Studio Pacific wins Building Competition

13 Aug 2008

Studio Pacific Architecture has been announced as the winner of a nationwide competition to design a major redevelopment of the Royal Society of New Zealand’s Thorndon site.

The Royal Society has owned and operated from its current address for over 20 years, making use of small existing buildings. A large campus style development of the site is planned for the Royal Society as well as other compatible research and technology oriented organisations. 

The Chair of the Judging Panel, Professor Michael Keniger said 'The winning design projects a strong identity for the Royal Society and for its future. In essence, it possesses a clarity of formal organisation that provides many possibilities for the design as it proceeds. It has immense potential to excite curiosity about science and technology and literally offers a gateway to science and to knowledge.'

Studio Pacific is delighted the Royal Society of New Zealand has selected our project as the winning design. Our response to the site is built on the interaction between science as a rational objective framework, and the cultural reaction to this framework. The scheme is generated from the idea of two vessels, with a glazed box occupying the space between them as the nodal connecting point of people and ideas. The two vessels are symbolic containers of the knowledge gained from Maori and European exploration, discovery and settlement in New Zealand. 

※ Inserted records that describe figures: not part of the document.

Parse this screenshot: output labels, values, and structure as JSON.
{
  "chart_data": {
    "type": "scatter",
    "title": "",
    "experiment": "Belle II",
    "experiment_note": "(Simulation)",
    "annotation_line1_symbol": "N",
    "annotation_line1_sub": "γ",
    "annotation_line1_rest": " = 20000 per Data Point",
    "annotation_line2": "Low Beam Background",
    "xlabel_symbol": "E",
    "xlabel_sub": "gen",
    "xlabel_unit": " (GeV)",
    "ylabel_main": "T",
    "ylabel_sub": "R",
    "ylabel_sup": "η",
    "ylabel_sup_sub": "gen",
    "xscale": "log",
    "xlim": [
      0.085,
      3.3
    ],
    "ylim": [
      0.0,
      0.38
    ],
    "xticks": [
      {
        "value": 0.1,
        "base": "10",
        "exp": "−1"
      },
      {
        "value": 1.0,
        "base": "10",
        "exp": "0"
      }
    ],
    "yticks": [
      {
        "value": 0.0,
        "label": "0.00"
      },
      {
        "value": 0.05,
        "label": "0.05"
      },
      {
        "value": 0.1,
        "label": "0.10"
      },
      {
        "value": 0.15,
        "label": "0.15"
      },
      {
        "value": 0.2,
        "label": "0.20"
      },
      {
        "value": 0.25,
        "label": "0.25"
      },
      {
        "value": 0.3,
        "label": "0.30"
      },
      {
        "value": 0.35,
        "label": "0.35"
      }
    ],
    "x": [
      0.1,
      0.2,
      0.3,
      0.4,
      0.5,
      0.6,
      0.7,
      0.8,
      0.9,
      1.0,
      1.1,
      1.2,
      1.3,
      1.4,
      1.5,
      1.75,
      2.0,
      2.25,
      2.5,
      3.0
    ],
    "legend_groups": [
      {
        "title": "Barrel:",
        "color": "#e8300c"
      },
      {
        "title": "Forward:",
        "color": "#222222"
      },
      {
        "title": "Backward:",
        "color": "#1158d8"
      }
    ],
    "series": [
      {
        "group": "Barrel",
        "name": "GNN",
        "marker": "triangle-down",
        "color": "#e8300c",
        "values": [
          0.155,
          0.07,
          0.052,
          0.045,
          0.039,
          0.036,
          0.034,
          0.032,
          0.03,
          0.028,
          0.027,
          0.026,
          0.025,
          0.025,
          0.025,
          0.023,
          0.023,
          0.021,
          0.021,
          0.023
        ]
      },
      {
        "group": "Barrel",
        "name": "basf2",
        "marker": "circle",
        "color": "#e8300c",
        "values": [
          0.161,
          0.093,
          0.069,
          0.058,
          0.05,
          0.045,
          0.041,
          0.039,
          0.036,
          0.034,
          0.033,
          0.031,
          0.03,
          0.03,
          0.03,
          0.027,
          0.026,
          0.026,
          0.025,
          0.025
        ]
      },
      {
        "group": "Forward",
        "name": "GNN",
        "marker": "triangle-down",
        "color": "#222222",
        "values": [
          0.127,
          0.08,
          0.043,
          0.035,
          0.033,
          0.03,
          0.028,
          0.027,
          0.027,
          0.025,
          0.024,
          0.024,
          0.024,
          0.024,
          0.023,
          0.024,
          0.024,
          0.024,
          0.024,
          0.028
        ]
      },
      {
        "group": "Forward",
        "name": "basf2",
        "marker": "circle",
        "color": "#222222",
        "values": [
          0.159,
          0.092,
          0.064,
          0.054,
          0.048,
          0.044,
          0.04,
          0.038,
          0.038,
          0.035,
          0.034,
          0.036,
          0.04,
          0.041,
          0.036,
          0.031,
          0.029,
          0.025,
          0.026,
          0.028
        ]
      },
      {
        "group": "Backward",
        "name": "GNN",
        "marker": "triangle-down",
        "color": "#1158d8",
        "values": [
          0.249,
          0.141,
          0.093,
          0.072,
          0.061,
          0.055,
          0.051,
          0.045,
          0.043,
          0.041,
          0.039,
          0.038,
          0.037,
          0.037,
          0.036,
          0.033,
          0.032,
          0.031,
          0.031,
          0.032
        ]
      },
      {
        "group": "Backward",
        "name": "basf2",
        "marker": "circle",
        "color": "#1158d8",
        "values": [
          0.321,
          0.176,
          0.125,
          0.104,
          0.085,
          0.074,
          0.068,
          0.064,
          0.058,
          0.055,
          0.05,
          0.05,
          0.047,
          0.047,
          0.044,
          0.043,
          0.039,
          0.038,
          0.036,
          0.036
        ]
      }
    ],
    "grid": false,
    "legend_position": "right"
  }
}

The scheme ground plan is defined by Polynesian star mapping systems used in navigation, subtly folding the ground plane running through the public access plaza, the atrium, the green space, auditorium, conference facilities, café, and laboratories. The building is to be constructed using timber as the primary structural material: using our significant renewable forestry resource. The ESD approach proposed for the project applies a ‘whole building’ environmental engineering approach, integrated with the architectural and structural solutions and using climate-responsive design to achieve a highly efficient green building.